I watched, mesmerized, as the winter turned into spring and the pasture grasses sprung forth and grew — and kept growing. In parts they reached as tall as my shoulders (I'm 5'10) when I finally brought my ram and three freshly weaned ewe lambs onto it.
This season I'm going to watch and learn. See what they do and how they graze. Next spring when the grasses return I will start to rotate them according to the principles of holistic management, a system of rotational grazing that rebuilds topsoil, sequesters carbon, and makes for a healthy ecosystem.
For the winter I have found a source of certified organic hay. And Icelandic sheep with their large and efficient rumens are known for being thrifty feeders throughout the winter.
But I shall have to wait and see for myself.
The research will only take you so far. The doing is the real test.
High Butterfat Milk For Cheesemaking
Any breed of sheep and many mammals can be trained for milking even if they are not known for or generally kept for those purposes.
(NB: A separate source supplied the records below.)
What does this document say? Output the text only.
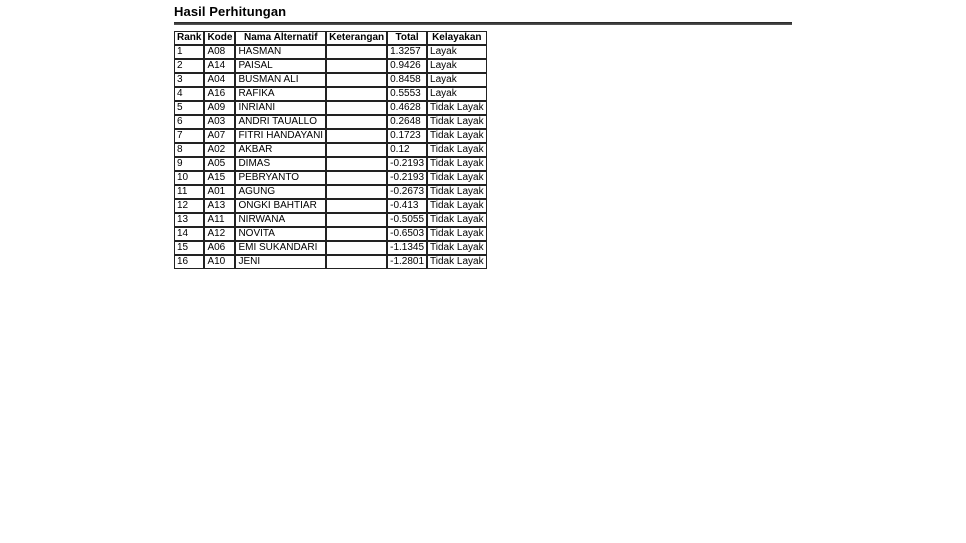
Hasil Perhitungan
Rank	Kode	Nama Alternatif	Keterangan	Total	Kelayakan
1	A08	HASMAN		1.3257	Layak
2	A14	PAISAL		0.9426	Layak
3	A04	BUSMAN ALI		0.8458	Layak
4	A16	RAFIKA		0.5553	Layak
5	A09	INRIANI		0.4628	Tidak Layak
6	A03	ANDRI TAUALLO		0.2648	Tidak Layak
7	A07	FITRI HANDAYANI		0.1723	Tidak Layak
8	A02	AKBAR		0.12	Tidak Layak
9	A05	DIMAS		-0.2193	Tidak Layak
10	A15	PEBRYANTO		-0.2193	Tidak Layak
11	A01	AGUNG		-0.2673	Tidak Layak
12	A13	ONGKI BAHTIAR		-0.413	Tidak Layak
13	A11	NIRWANA		-0.5055	Tidak Layak
14	A12	NOVITA		-0.6503	Tidak Layak
15	A06	EMI SUKANDARI		-1.1345	Tidak Layak
16	A10	JENI		-1.2801	Tidak Layak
But very few will also have the exceptional meat and fleece of the Icelandic sheep on top of milk that is high in nutritious butterfat.
I can't wait to make raw sheep milk cheeses like feta. But also ice cream, kefir, and more.
My Milk Recipes:
I am so looking forward to next spring when our three now-very-little-still ewe lambs will hopefully have their own lambs for the first time.
As this will be their first year being bred, I'm expecting singles from the ewes.
However, after their first year of lambing, I can look forward to twins every year after.
Do I have a plan for milking the sheep?
Not really. I have milked a cow once or twice as a child in Croatia but the truth is that I have no clue what I'm doing beyond the fact that I want to do it.
And that is enough for me.
Icelandic Sheep Are Prolific Breeders & Great Mothers
Icelandic sheep twin regularly and easily.
Triplets are not uncommon either.
And this is just a part of the breed standard, not some anomaly.
The lambs are born small at only 6-8 lbs but they quickly gain weight on mother's milk and pasture.
My beautiful ram, Lars, is a twin and so are 2 out of the 3 ewes I have.
I am nervous about going through the breeding and lambing for the first time — but they can do it as quickly and easily I did, it should all go very well!
Summer on The Homestead With New Sheep
This time last year I was very pregnant with my first child and we had no idea that our homesteading dreams would come through just a few days before our son was born.
This time last year I would sit on my condo balcony and look out at the city wondering how we would have the family we wanted in the small space we had.
Now I'm looking out at my own land. A flock of Icelandic sheep is grazing on my own lush pastures. And I'm really looking forward to what this chapter of our homestead will bring.